En application de l'article 44, alinéa 5, du règlement, le Sénat décide qu'il y a lieu de renvoyer à la commission des lois constitutionnelles, de législation, du suffrage universel, du règlement et d'administration générale le projet de loi organique, adopté par l'Assemblée nationale, relatif à l'application des articles 34-1, 39 et 44 de la Constitution (183, 2008-2009).

Je rappelle que, en application de l’article 44, alinéa 8, du règlement du Sénat, ont seuls droit à la parole sur cette motion l’auteur de l’initiative ou son représentant, pour quinze minutes, un orateur d’opinion contraire, pour quinze minutes également, le président ou le rapporteur de la commission saisie au fond et le Gouvernement.

Aucune explication de vote n’est admise.

La parole est à Mme Nicole Bonnefoy, auteur de la motion.

Debut de section - PermalienPhoto de Nicole Bonnefoy

Monsieur le président, monsieur le secrétaire d'État, mes chers collègues, en application de l’article 44 du règlement du Sénat, j’ai l’honneur de défendre, au nom du groupe socialiste, une motion tendant au renvoi à la commission de ce projet de loi organique.

Mes chers collègues, malgré les explications apportées par M. le secrétaire d'État, je vais m’efforcer de vous convaincre que ce texte, mal ficelé, est dangereux et va dans le sens d’un Parlement et d’une opposition muselés.

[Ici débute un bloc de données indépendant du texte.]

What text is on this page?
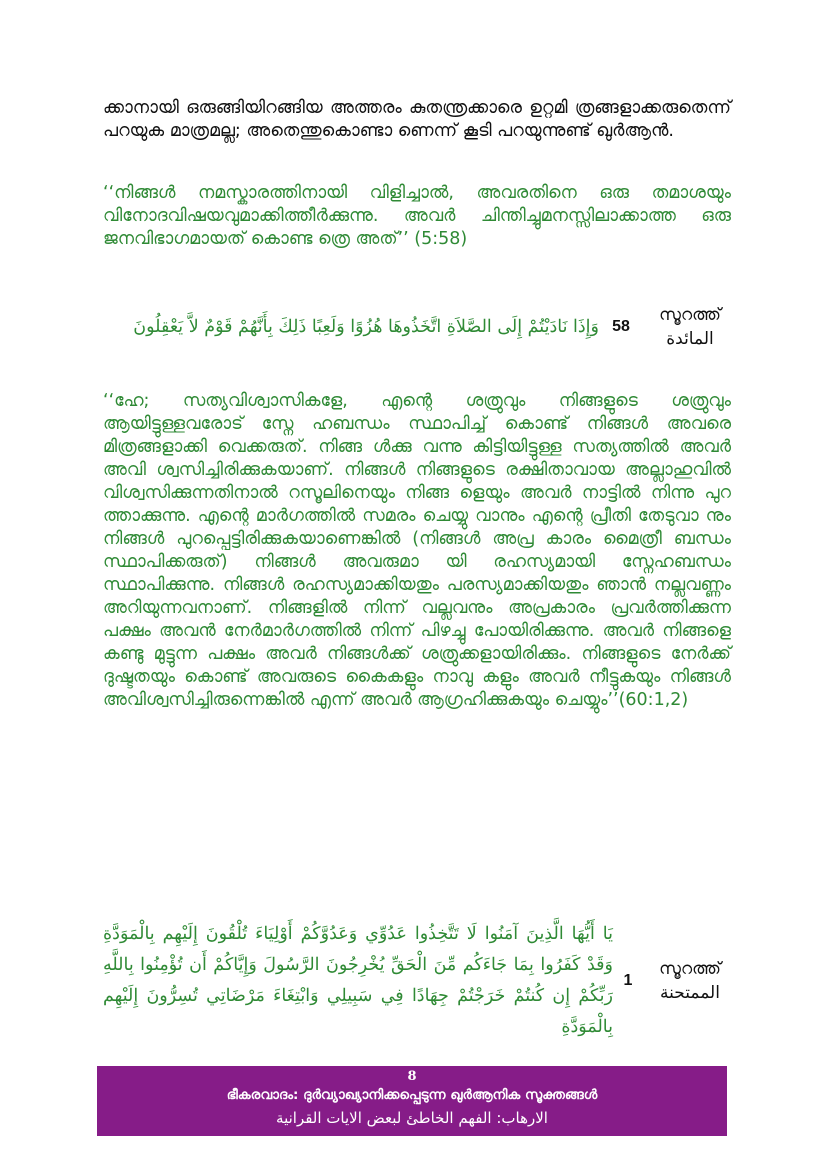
ക്കാനായി ഒരുങ്ങിയിറങ്ങിയ അത്തരം കുതന്ത്രക്കാരെ ഉറ്റമി ത്രങ്ങളാക്കരുതെന്ന് പറയുക മാത്രമല്ല; അതെന്തുകൊണ്ടാ ണെന്ന് കൂടി പറയുന്നുണ്ട് ഖുർആൻ.

‘‘നിങ്ങൾ നമസ്കാരത്തിനായി വിളിച്ചാൽ, അവരതിനെ ഒരു തമാശയും വിനോദവിഷയവുമാക്കിത്തീർക്കുന്നു. അവർ ചിന്തിച്ചുമനസ്സിലാക്കാത്ത ഒരു ജനവിഭാഗമായത് കൊണ്ട ത്രെ അത്’’ (5:58)

وَإِذَا نَادَيْتُمْ إِلَى الصَّلاَةِ اتَّخَذُوهَا هُزُوًا وَلَعِبًا ذَلِكَ بِأَنَّهُمْ قَوْمٌ لاَّ يَعْقِلُونَ 58
സൂറത്ത്
المائدة

‘‘ഹേ; സത്യവിശ്വാസികളേ, എന്റെ ശത്രുവും നിങ്ങളുടെ ശത്രുവും ആയിട്ടുള്ളവരോട് സ്നേ ഹബന്ധം സ്ഥാപിച്ച് കൊണ്ട് നിങ്ങൾ അവരെ മിത്രങ്ങളാക്കി വെക്കരുത്. നിങ്ങ ൾക്കു വന്നു കിട്ടിയിട്ടുള്ള സത്യത്തിൽ അവർ അവി ശ്വസിച്ചിരിക്കുകയാണ്. നിങ്ങൾ നിങ്ങളുടെ രക്ഷിതാവായ അല്ലാഹുവിൽ വിശ്വസിക്കുന്നതിനാൽ റസൂലിനെയും നിങ്ങ ളെയും അവർ നാട്ടിൽ നിന്നു പുറ ത്താക്കുന്നു. എന്റെ മാർഗത്തിൽ സമരം ചെയ്യു വാനും എന്റെ പ്രീതി തേടുവാ നും നിങ്ങൾ പുറപ്പെട്ടിരിക്കുകയാണെങ്കിൽ (നിങ്ങൾ അപ്ര കാരം മൈത്രീ ബന്ധം സ്ഥാപിക്കരുത്) നിങ്ങൾ അവരുമാ യി രഹസ്യമായി സ്നേഹബന്ധം സ്ഥാപിക്കുന്നു. നിങ്ങൾ രഹസ്യമാക്കിയതും പരസ്യമാക്കിയതും ഞാൻ നല്ലവണ്ണം അറിയുന്നവനാണ്. നിങ്ങളിൽ നിന്ന് വല്ലവനും അപ്രകാരം പ്രവർത്തിക്കുന്ന പക്ഷം അവൻ നേർമാർഗത്തിൽ നിന്ന് പിഴച്ചു പോയിരിക്കുന്നു. അവർ നിങ്ങളെ കണ്ടു മുട്ടുന്ന പക്ഷം അവർ നിങ്ങൾക്ക് ശത്രുക്കളായിരിക്കും. നിങ്ങളുടെ നേർക്ക് ദുഷ്ടതയും കൊണ്ട് അവരുടെ കൈകളും നാവു കളും അവർ നീട്ടുകയും നിങ്ങൾ അവിശ്വസിച്ചിരുന്നെങ്കിൽ എന്ന് അവർ ആഗ്രഹിക്കുകയും ചെയ്യും’’(60:1,2)

يَا أَيُّهَا الَّذِينَ آمَنُوا لَا تَتَّخِذُوا عَدُوِّي وَعَدُوَّكُمْ أَوْلِيَاءَ تُلْقُونَ إِلَيْهِم بِالْمَوَدَّةِ وَقَدْ كَفَرُوا بِمَا جَاءَكُم مِّنَ الْحَقِّ يُخْرِجُونَ الرَّسُولَ وَإِيَّاكُمْ أَن تُؤْمِنُوا بِاللَّهِ رَبِّكُمْ إِن كُنتُمْ خَرَجْتُمْ جِهَادًا فِي سَبِيلِي وَابْتِغَاءَ مَرْضَاتِي تُسِرُّونَ إِلَيْهِم بِالْمَوَدَّةِ
1
സൂറത്ത്
الممتحنة
8
ഭീകരവാദം: ദുർവ്യാഖ്യാനിക്കപ്പെടുന്ന ഖുർആനിക സൂക്തങ്ങൾ
الارهاب: الفهم الخاطئ لبعض الايات القرانية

Nous souhaitons tous un rééquilibrage de nos institutions et le renforcement des pouvoirs du Parlement pour que ce dernier redevienne influent, en remplissant le mieux possible ses missions naturelles que sont le contrôle du Gouvernement, l’amélioration de la loi et l’organisation du débat public.

La Constitution, révisée en juillet dernier, n’est pas une loi comme les autres. Elle n’appartient ni à la droite ni à la gauche. Elle appartient à chacun d’entre nous. Elle est notre loi fondamentale et régit, au-delà des partis et des alternances, le fonctionnement de notre République.

En conséquence, toute révision devrait se faire en réelle concertation avec l’opposition pour obtenir un texte consensuel. Tel n’a pas été le cas, chacun s’en souvient.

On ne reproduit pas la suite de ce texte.